Travaillant en Tanzanie et dans d'autres régions africaines, le professeur Killeen a appris « la valeur de simplement ne pas baisser les bras. » Dans le cadre de programmes nationaux de lutte contre le paludisme et le VIH en Afrique, des populations entières se sont mobilisées pour contenir des épidémies mortelles, dont le choléra. Comme le rappelle le professeur Killeen, l'épidémie de choléra a impliqué « la fermeture de tous les restaurants et des points de vente de nourriture informelle ainsi que l'interdiction de servir de la nourriture à l'extérieur. » Il affirme que les Nigérians « ont sauvé le monde du virus Ebola en 2014, lorsqu'ils ont retrouvé la trace de plus de 500 personnes à travers Lagos, une immense métropole et plaque tournante des voyages. » Y a-t-il une leçon à en tirer ? « Toutes sortes de choses sont possibles. Il est facile de voir le verre à moitié vide, mais nous devons vraiment nous concentrer sur la moitié pleine et regarder toutes les grandes réussites en matière de santé publique. » Il y en a beaucoup, en particulier dans certains des pays les plus pauvres, où les gens sont habitués aux difficultés et aux situations d'urgence. « Disons-le ainsi », dit le professeur Killeen. « Ce n'est pas mon premier confinement, mais c'est de loin le plus confortable. Il y a beaucoup à apprendre, en particulier des pays à faibles et moyens revenus. »

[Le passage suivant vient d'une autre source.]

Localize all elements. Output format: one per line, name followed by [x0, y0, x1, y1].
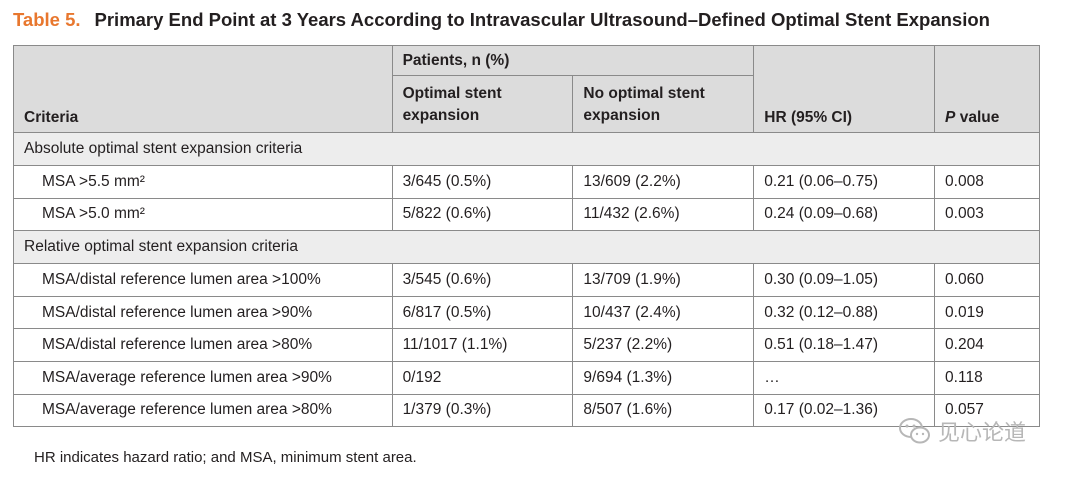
- cell-p: 0.118: [934, 360, 1040, 395]
- table-row: MSA/distal reference lumen area >80% 11/…: [13, 328, 1040, 362]
- cell-hr: 0.30 (0.09–1.05): [753, 263, 936, 297]
- header-p-italic: P: [945, 109, 956, 126]
- cell-p: 0.060: [934, 263, 1040, 297]
- table-row: MSA >5.5 mm² 3/645 (0.5%) 13/609 (2.2%) …: [13, 165, 1040, 199]
- cell-no-optimal: 8/507 (1.6%): [572, 393, 755, 428]
- cell-criteria: MSA/average reference lumen area >80%: [13, 393, 393, 428]
- cell-optimal: 11/1017 (1.1%): [391, 328, 574, 362]
- cell-no-optimal: 13/609 (2.2%): [572, 165, 755, 199]
- watermark-text: 见心论道: [938, 420, 1027, 445]
- results-table: Criteria Patients, n (%) HR (95% CI) P v…: [13, 45, 1040, 428]
- cell-criteria: MSA/distal reference lumen area >80%: [13, 328, 393, 362]
- cell-no-optimal: 11/432 (2.6%): [572, 197, 755, 232]
- cell-hr: 0.24 (0.09–0.68): [753, 197, 936, 232]
- header-p-value: P value: [934, 45, 1040, 133]
- cell-optimal: 3/545 (0.6%): [391, 263, 574, 297]
- table-row: MSA/distal reference lumen area >90% 6/8…: [13, 295, 1040, 330]
- table-row: MSA/distal reference lumen area >100% 3/…: [13, 263, 1040, 297]
- cell-criteria: MSA/average reference lumen area >90%: [13, 360, 393, 395]
- cell-optimal: 0/192: [391, 360, 574, 395]
- chat-bubbles-icon: [899, 418, 930, 444]
- cell-no-optimal: 9/694 (1.3%): [572, 360, 755, 395]
- header-criteria: Criteria: [13, 45, 393, 133]
- header-p-rest: value: [955, 109, 1000, 126]
- table-footnote: HR indicates hazard ratio; and MSA, mini…: [34, 449, 417, 466]
- cell-no-optimal: 5/237 (2.2%): [572, 328, 755, 362]
- cell-hr: …: [753, 360, 936, 395]
- cell-optimal: 1/379 (0.3%): [391, 393, 574, 428]
- section-title-absolute: Absolute optimal stent expansion criteri…: [13, 132, 1040, 166]
- cell-p: 0.019: [934, 295, 1040, 330]
- cell-criteria: MSA >5.5 mm²: [13, 165, 393, 199]
- table-title-text: Primary End Point at 3 Years According t…: [94, 9, 990, 30]
- cell-optimal: 6/817 (0.5%): [391, 295, 574, 330]
- cell-hr: 0.32 (0.12–0.88): [753, 295, 936, 330]
- cell-p: 0.204: [934, 328, 1040, 362]
- cell-no-optimal: 13/709 (1.9%): [572, 263, 755, 297]
- header-patients: Patients, n (%): [391, 45, 755, 76]
- table-row: MSA >5.0 mm² 5/822 (0.6%) 11/432 (2.6%) …: [13, 197, 1040, 232]
- cell-criteria: MSA/distal reference lumen area >90%: [13, 295, 393, 330]
- section-title-relative: Relative optimal stent expansion criteri…: [13, 230, 1040, 265]
- cell-optimal: 3/645 (0.5%): [391, 165, 574, 199]
- cell-no-optimal: 10/437 (2.4%): [572, 295, 755, 330]
- table-number-label: Table 5.: [13, 9, 81, 30]
- watermark: 见心论道: [898, 411, 1048, 451]
- table-row: MSA/average reference lumen area >90% 0/…: [13, 360, 1040, 395]
- cell-p: 0.008: [934, 165, 1040, 199]
- header-hr: HR (95% CI): [753, 45, 936, 133]
- cell-optimal: 5/822 (0.6%): [391, 197, 574, 232]
- header-optimal: Optimal stent expansion: [391, 75, 574, 133]
- header-no-optimal: No optimal stent expansion: [572, 75, 755, 133]
- cell-hr: 0.51 (0.18–1.47): [753, 328, 936, 362]
- cell-criteria: MSA >5.0 mm²: [13, 197, 393, 232]
- cell-criteria: MSA/distal reference lumen area >100%: [13, 263, 393, 297]
- table-row: MSA/average reference lumen area >80% 1/…: [13, 393, 1040, 428]
- cell-hr: 0.21 (0.06–0.75): [753, 165, 936, 199]
- table-title: Table 5. Primary End Point at 3 Years Acc…: [13, 9, 990, 31]
- cell-p: 0.003: [934, 197, 1040, 232]
- cell-p: 0.057: [934, 393, 1040, 428]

En quoi cette pandémie diffère des autres et pourquoi un confinement mondial était nécessaire

​Le professeur Killeen a mis de côté ses travaux sur le paludisme pour se concentrer sur la modélisation de la transmission des agents pathogènes par les coronavirus. Selon lui, de nombreux défis liés aux coronavirus ressemblent à ceux rencontrés dans le domaine du paludisme. D'une part, « beaucoup de personnes atteintes de la maladie ne le savent pas ou alors la maladie est suffisamment bénigne pour qu'elles la négligent. » Avec des épidémies comme Ebola, où les gens tombent très malades, la surveillance épidémiologique est efficace. Mais lorsque la plupart des cas sont bénins ou asymptomatiques, « ils ont tendance à ne pas être détectés et même si vous mettez en place un système de surveillance très actif, ces symptômes bénins se chevauchent avec d'autres agents pathogènes très courants. » En raison de la nature variable et non spécifique de cette pathologie, le dépistage des seuls cas symptomatiques signifie que « vous devez essentiellement tester tout le monde avec n'importe quel symptôme de n'importe quoi. » Par conséquent, la batterie habituelle d'interventions - dépistage, traitement, recherche des contacts - n'est pas efficace et, comme pour le paludisme, « les approches que nous adoptons doivent être préventives, présomptives et préemptives. Nous devons arrêter l'épidémie avant qu'elle ne commence et nous occuper des foyers de contagion avant qu'ils ne se développent. » C'est pourquoi un confinement mondial était nécessaire : « Si vous ne pouvez pas dire qui est infecté, vous devez demander à tout le monde de se protéger et de protéger les gens autour d'eux, de la même manière que nous demandons à tout le monde d'utiliser une moustiquaire pour se protéger et protéger ses voisins contre le paludisme. » En fin de compte, cela signifie qu'il faut s'adapter à une nouvelle normalité : ne pas aller faire les courses même si on se sent bien, ne pas se frotter les yeux, etc. - ce qui représente un défi conceptuel mais permet aussi de sauver des vies.

Marie Bogataj

Directeur du Fonds AXA pour la Recherche et de la Prospective Groupe

En réponse à une crise sanitaire mondiale sans précédent, le Fonds AXA pour la Recherche a créé un groupe de travail Covid-19 Task Force composé de 9 éminents directeurs de chaires de recherche d'AXA afin de fournir des informations qui peuvent éclairer la prise de décision et offrir des pistes viables pour l'atténuation. Le groupe de travail a partagé son expertise dans des domaines clés tels que la géopolitique, l'économie, les systèmes de santé et l'épidémiologie, à l'occasion d'un webinaire d'Experts.